O que chama a atenção no resultado do segundo trimestre?
O segundo trimestre foi muito parecido com os últimos dois ou três trimestres. Ou seja, um cenário bastante desafiador, tanto nacional quanto internacional. No mercado inteiro, temos uma deterioração do cenário macroeconômico, que pressiona o consumo, a taxa de juro e a inflação de alimentos. Mesmo diante do cenário adverso, conseguimos registrar crescimentos em receita e lucro brutos e margem.
O Ebit recorrente aumentou 47,6% e o resultado líquido recorrente caiu 27,1% em relação ao segundo trimestre de 2023. Por que?
O aumento do Ebit recorrente é fruto do incremento da receita líquida, que cresceu 3,6%. É fruto também de uma redução de custos e despesas. Receita maior e menores custos e despesas ajudam o resultado operacional da empresa. Já a queda no lucro líquido recorrente é em função do resultado das nossas aplicações. A Grendene tem cerca de R$ 1,3 bilhão de caixa. Gerou menos resultado financeiro, porque em maio do ano passado fizemos uma distribuição extraordinária de dividendos em um montante de R$ 1 bilhão, o que fez o volume de caixa aplicado reduzir. Antes, era de cerca de R$ 2 bilhões.

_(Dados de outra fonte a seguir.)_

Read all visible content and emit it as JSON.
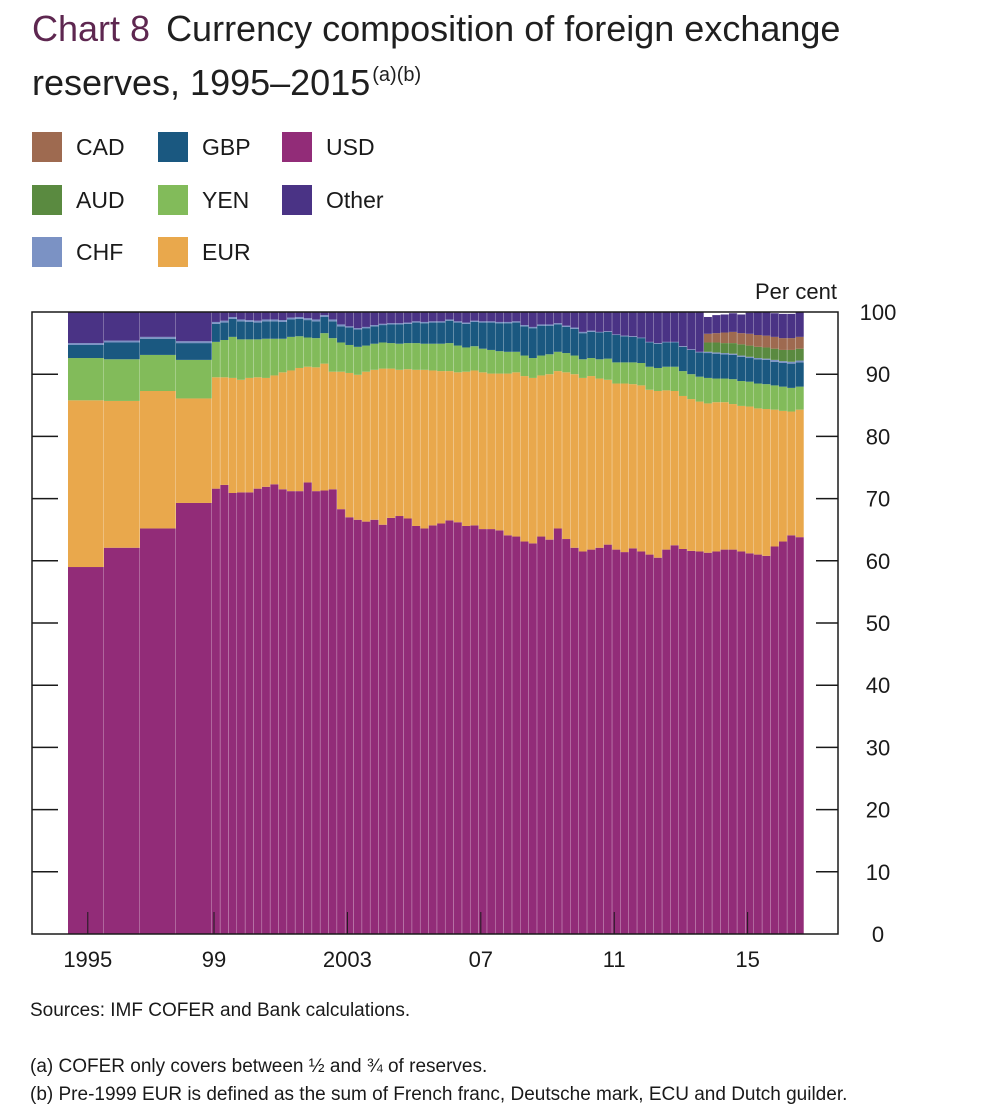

Neste ano, a Grendene atingiu R$ 1 bilhão em receita líquida antes do ano passado, e ainda tem um crescimento de 9,2% em lucro bruto em relação ao primeiro semestre de 2023. O que mudou?
Reajustamos um pouco o preço, o que naturalmente leva a uma receita maior. Mas o que mais contribuiu para o aumento do lucro bruto foram aumento da receita e redução de custos. Observamos uma redução significativa nos custos das matérias-primas, principalmente de resina de PVC, que é a nossa principal matéria-prima. Neste ano, vem apresentando estabilidade. Mas, como existe uma demora entre a queda da matéria-prima no mercado e o impacto nos custos de produção, continuamos capturando os benefícios da redução de preços. Daqui pra frente, não vemos oportunidades significativas de ganho adicional no componente de matéria-prima.
Como está o desenvolvimento da Grendene em um período maior?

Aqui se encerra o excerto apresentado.